Le danger, c’est que cette responsabilité se dissolve dans l’anonymat des lignes de code. Qu’un jour, nous ne demandions plus : «Qui a pris cette décision ?», mais seulement : «Quel est l’algorithme ?». Et qu’il n’y ait plus personne pour répondre autrement qu’en citant une formule. Peut-être qu’Hippocrate ne meurt pas ce jour-là. Peut-être qu’il se retire simplement, en silence, ne se reconnaissant plus dans cette médecine qui n’a plus besoin de serment, puisqu’elle n’a plus besoin de conscience. Mais le résultat est le même : un monde où l’acte médical n’est plus un acte de rencontre, mais un service parmi d’autres, calibré, standardisé, optimisé. La question n’est pas de savoir si ces robots seront meilleurs que les médecins. Techniquement, ils le seront sur bien des points. La question est : voulons-nous vivre dans un monde où la santé devient une prestation algorithmique ? Où le patient est un client, le symptôme une donnée, le traitement une exécution ? Et surtout, que perdons-nous en échange de ce gain d’efficacité ?

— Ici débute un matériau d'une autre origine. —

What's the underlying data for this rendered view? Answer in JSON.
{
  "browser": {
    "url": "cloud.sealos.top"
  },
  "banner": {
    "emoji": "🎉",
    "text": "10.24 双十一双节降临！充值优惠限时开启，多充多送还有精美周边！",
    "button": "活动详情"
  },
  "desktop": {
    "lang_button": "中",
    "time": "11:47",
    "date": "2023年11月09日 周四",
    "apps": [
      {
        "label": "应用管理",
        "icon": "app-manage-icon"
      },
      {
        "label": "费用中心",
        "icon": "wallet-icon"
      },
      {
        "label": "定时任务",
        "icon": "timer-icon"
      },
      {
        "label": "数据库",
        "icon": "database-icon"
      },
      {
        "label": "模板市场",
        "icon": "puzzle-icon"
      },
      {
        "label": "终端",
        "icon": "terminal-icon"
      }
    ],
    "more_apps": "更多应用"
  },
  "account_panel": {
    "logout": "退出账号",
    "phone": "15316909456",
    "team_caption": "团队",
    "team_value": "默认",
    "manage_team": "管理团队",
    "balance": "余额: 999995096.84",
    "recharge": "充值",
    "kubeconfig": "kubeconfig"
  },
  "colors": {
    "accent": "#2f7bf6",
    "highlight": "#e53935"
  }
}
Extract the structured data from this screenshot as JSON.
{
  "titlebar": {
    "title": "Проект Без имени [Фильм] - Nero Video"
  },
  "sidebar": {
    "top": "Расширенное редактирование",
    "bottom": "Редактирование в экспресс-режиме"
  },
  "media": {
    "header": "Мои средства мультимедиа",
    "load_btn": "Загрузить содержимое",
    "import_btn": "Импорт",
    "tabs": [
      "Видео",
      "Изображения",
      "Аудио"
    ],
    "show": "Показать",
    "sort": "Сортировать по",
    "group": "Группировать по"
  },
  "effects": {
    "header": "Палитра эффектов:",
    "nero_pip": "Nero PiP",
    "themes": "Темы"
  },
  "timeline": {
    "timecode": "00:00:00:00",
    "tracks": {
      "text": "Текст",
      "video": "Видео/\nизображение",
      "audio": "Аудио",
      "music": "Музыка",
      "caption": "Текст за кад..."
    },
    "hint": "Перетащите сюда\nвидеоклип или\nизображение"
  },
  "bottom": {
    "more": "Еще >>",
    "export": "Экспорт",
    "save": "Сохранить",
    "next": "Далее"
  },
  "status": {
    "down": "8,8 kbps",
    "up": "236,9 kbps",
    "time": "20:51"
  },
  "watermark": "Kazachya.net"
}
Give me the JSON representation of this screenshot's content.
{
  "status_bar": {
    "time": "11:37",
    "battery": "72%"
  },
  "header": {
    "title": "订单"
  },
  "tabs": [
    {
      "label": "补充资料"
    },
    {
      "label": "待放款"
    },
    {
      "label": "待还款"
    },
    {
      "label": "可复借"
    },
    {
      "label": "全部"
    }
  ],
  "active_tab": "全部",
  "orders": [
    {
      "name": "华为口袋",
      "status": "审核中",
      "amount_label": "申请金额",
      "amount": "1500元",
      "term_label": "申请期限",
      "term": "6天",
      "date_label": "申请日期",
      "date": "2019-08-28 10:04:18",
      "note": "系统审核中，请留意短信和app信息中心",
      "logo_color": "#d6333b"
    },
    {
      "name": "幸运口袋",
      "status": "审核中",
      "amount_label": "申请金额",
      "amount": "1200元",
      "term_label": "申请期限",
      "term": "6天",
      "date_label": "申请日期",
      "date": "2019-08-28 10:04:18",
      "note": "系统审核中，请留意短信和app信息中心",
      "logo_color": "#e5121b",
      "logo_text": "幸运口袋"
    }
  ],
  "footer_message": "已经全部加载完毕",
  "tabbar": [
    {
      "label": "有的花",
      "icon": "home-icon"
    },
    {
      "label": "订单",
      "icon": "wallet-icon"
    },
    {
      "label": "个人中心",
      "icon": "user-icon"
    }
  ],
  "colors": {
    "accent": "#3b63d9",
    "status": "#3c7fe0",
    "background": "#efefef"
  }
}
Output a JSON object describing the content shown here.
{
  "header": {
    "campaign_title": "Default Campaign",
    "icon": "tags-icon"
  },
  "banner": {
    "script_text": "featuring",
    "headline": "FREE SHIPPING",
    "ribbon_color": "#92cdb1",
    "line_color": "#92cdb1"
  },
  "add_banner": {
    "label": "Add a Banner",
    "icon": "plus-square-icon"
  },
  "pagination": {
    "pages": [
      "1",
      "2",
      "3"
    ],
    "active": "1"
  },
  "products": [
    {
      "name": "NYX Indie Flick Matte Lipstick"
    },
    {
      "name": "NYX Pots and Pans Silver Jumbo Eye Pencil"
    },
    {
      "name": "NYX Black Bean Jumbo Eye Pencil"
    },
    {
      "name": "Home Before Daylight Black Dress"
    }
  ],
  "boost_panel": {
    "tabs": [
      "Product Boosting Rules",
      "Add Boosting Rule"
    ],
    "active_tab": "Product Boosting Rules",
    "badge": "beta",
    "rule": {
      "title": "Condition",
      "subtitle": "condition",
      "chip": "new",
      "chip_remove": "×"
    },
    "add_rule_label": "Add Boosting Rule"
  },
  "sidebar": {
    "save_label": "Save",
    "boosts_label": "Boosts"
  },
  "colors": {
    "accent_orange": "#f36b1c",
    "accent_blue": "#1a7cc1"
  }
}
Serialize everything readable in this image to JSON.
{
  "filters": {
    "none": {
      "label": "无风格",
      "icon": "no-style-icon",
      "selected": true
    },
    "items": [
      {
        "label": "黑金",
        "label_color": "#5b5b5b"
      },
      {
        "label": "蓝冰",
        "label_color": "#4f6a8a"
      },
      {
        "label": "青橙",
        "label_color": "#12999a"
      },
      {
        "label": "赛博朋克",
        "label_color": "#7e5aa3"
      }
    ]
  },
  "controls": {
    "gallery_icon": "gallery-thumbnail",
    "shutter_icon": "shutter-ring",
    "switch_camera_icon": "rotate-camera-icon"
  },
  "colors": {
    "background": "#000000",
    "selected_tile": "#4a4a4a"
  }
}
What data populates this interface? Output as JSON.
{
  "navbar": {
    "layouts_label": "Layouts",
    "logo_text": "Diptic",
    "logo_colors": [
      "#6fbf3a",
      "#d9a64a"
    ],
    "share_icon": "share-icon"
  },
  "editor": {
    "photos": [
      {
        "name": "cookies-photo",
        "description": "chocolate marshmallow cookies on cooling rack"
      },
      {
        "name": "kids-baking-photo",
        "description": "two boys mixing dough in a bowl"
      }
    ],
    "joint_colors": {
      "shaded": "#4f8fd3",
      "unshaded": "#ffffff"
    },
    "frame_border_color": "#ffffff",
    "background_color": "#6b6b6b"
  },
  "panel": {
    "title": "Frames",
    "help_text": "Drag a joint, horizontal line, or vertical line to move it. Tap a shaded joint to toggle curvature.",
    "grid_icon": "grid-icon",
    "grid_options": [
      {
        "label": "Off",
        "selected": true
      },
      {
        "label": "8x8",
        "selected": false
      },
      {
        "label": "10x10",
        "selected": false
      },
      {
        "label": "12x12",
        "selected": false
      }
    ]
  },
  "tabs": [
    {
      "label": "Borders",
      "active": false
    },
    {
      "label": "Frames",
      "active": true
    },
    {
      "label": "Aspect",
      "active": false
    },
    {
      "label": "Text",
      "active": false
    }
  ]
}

Le progrès nous a souvent promis qu’il nous rendrait plus libres. Mais il y a des libertés qui se gagnent au prix d’un appauvrissement invisible. Être soigné par un autre être humain, c’est aussi être reconnu dans ce qui nous échappe - nos peurs, nos contradictions, nos désirs de vie et nos désirs de mort. C’est être vu, pas seulement scanné. C’est être entendu, pas seulement interprété. On peut imaginer que dans quelques années, ces hôpitaux IA se multiplieront. On y entrera comme on entre dans une banque ou un aéroport : badge, interface, protocole. Les files d’attente auront disparu. Les erreurs médicales auront chuté. Les bilans seront plus rapides. Mais le patient qui sortira de là aura-t-il vraiment été soigné ? Ou simplement traité ?

Il est possible qu’un jour, la nostalgie d’un rendez-vous chez le médecin devienne un luxe, réservé à ceux qui peuvent se l’offrir. Que l’on paye cher pour avoir droit à une conversation, un regard, un temps d’écoute. Que l’on aille chez le médecin comme on va chez l’artisan, non pas pour la rapidité, mais pour la qualité d’un lien que la machine ne sait pas imiter.

Peut-être alors se souviendra-t-on de ce matin de brume en Chine comme du jour où la médecine a changé de nature. Non pas le jour où elle est devenue plus performante - car elle le deviendra sans doute -, mais le jour où elle a cessé d’être d’abord une affaire d’humains. Le jour où l’on a confondu soigner et optimiser. Le jour où, dans le vacarme des applaudissements, Hippocrate a quitté la scène sans qu’on s’en aperçoive.